The fourth and last album is Seim’s own Rumi Songs, in which he arranges nine poems by the 13th century Sufi poet for the pure voice of Tora Augestad, the accordion of Frode Haltli and the cello of Svante Henryson. His use of the modern translations by the American poet Coleman Barks will please those who love Barks’s The Essential Rumi, a hugely successful anthology, although I prefer the more traditional renderings of R.A. Nicholson and the more recent and less decorative ones of Nader Khalili.

This is a chamber recital, in which jazz makes its guiding spirit apparent only in the sonorities of Seim’s soprano and tenor saxophones and in the flexibility of the interplay. A tenth track, “Whirling Rhythms”, is an instrumental piece that captures, in less than three minutes, the non-verbal essence of  the project, as well as demonstrating the rewards of Seim’s trips to Egypt and the poet’s birthplace in Anatolia.

It would be a mistake to assume that Rumi’s verses are not suited to the Nordic atmosphere in which these fine musicians operate. If you’re in the right mood, the track called “There Is Some Kiss We Want”, with which the album closes (and which is featured in a little promo clip), might be one of the loveliest things you’ll hear this year.

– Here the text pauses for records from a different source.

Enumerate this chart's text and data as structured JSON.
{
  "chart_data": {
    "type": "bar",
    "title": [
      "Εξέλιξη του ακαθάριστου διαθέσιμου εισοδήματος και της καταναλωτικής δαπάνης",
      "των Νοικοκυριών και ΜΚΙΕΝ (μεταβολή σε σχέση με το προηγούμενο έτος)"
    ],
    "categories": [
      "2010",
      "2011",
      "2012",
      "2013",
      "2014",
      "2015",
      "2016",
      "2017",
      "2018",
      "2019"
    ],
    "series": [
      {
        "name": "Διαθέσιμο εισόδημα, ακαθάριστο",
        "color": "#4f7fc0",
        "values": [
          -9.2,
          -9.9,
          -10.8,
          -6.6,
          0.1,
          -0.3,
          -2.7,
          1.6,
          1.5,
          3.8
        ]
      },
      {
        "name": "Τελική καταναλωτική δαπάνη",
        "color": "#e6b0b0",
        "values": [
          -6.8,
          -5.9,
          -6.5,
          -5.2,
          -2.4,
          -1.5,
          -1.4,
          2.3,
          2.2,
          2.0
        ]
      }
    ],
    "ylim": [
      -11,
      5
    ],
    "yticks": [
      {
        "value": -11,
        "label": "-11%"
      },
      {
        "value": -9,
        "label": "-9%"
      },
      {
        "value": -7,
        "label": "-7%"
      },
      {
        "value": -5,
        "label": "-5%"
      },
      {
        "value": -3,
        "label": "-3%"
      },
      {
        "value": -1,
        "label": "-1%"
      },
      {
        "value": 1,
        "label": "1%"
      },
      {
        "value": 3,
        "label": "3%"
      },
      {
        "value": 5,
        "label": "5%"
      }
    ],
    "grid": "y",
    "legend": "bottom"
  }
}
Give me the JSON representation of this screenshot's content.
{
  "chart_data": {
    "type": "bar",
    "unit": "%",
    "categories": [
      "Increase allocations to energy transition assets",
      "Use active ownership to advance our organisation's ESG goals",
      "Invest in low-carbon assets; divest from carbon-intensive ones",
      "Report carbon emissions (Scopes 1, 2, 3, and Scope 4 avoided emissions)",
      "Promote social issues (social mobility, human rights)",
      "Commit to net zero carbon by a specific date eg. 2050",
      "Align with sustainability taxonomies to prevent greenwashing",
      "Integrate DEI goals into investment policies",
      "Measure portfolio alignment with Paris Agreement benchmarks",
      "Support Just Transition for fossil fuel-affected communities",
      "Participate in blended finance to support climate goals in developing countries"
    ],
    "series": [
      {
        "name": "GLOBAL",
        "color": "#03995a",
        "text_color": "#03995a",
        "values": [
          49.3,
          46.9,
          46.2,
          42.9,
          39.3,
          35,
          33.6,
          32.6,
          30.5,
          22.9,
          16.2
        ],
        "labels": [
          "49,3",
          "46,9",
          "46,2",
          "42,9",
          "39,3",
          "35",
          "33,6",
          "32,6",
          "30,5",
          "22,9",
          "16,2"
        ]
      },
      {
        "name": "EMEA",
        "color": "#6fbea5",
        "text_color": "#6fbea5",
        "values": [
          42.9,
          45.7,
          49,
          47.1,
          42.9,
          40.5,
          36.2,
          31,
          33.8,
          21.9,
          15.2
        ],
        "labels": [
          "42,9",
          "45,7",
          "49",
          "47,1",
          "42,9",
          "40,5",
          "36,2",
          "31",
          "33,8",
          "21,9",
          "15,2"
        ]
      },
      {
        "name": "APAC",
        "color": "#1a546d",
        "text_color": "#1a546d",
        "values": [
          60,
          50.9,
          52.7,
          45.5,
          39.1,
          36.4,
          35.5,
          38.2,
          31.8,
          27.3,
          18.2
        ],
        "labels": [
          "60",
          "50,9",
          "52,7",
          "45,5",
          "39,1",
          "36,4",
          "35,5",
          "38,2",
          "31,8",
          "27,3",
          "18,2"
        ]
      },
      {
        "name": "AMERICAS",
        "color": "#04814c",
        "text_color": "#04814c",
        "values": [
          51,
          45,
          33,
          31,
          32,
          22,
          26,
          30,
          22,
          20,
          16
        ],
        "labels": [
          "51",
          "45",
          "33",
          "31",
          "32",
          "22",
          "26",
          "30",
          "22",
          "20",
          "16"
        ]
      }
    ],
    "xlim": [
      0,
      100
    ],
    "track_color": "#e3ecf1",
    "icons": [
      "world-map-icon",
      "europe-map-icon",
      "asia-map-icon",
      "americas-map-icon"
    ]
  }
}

* The photograph above, by Knut Bry, shows the Rumi Songs band: (from left) Frode Haltli, Trygve Seim, Svante Henryson and Tora Augestad.

2 Comments Post a comment
  1. Great post, Richard, about a fine and fascinating musician. I caught a duo performance of Trygve Seim and Frode Haltli a few years back at the Cork Jazz Festival. It was an afternoon concert in Triskel Christchurch, a beautiful 18th-century neoclassical church successfully converted into an arts venue. Seim and Haltli played unamplified, preferring to employ the particular acoustics – a strong sense of stillness, for example – of the space. Around five o’clock, a low autumnal light began to shine through the top of one of the arched windows at the back of the building, and, rather brilliantly, someone made the decision to switch off the minimal stage lighting. As the pair played their often supremely (as you say) delicate and luminous music, first Haltli, then Seim, was cast in a beam of soft, warm, gently wavering light. It was memorable, to say the least.

    September 8, 2016
  2. GRAHAM ROBERTS #

    It might seem like last year that Trygve was at Ronnie’s but, if it’s the same gig I went to, I think it was actually January this year. It was a splendid evening, too. Trygve is a superb player – I love in particular his contribution to guitarist Jacob Young’s ECM release a couple of years ago, ‘Forever Young” – and at Ronnie’s he shared front line duties with Mathhias Eik on trumpet (whose brilliant ‘Mid-West’ album is, in my view, one of the best recent ECMs). Well, it looks as though I will be adding another 3 or 4 albums featuring Trygve to the collection.

    The January gig at Ronnie’s was opened by a superb Norwegian band, Pixel. They are in the UK again at present and on the basis of their appearance at the Spice of Life earlier this week are a band to watch.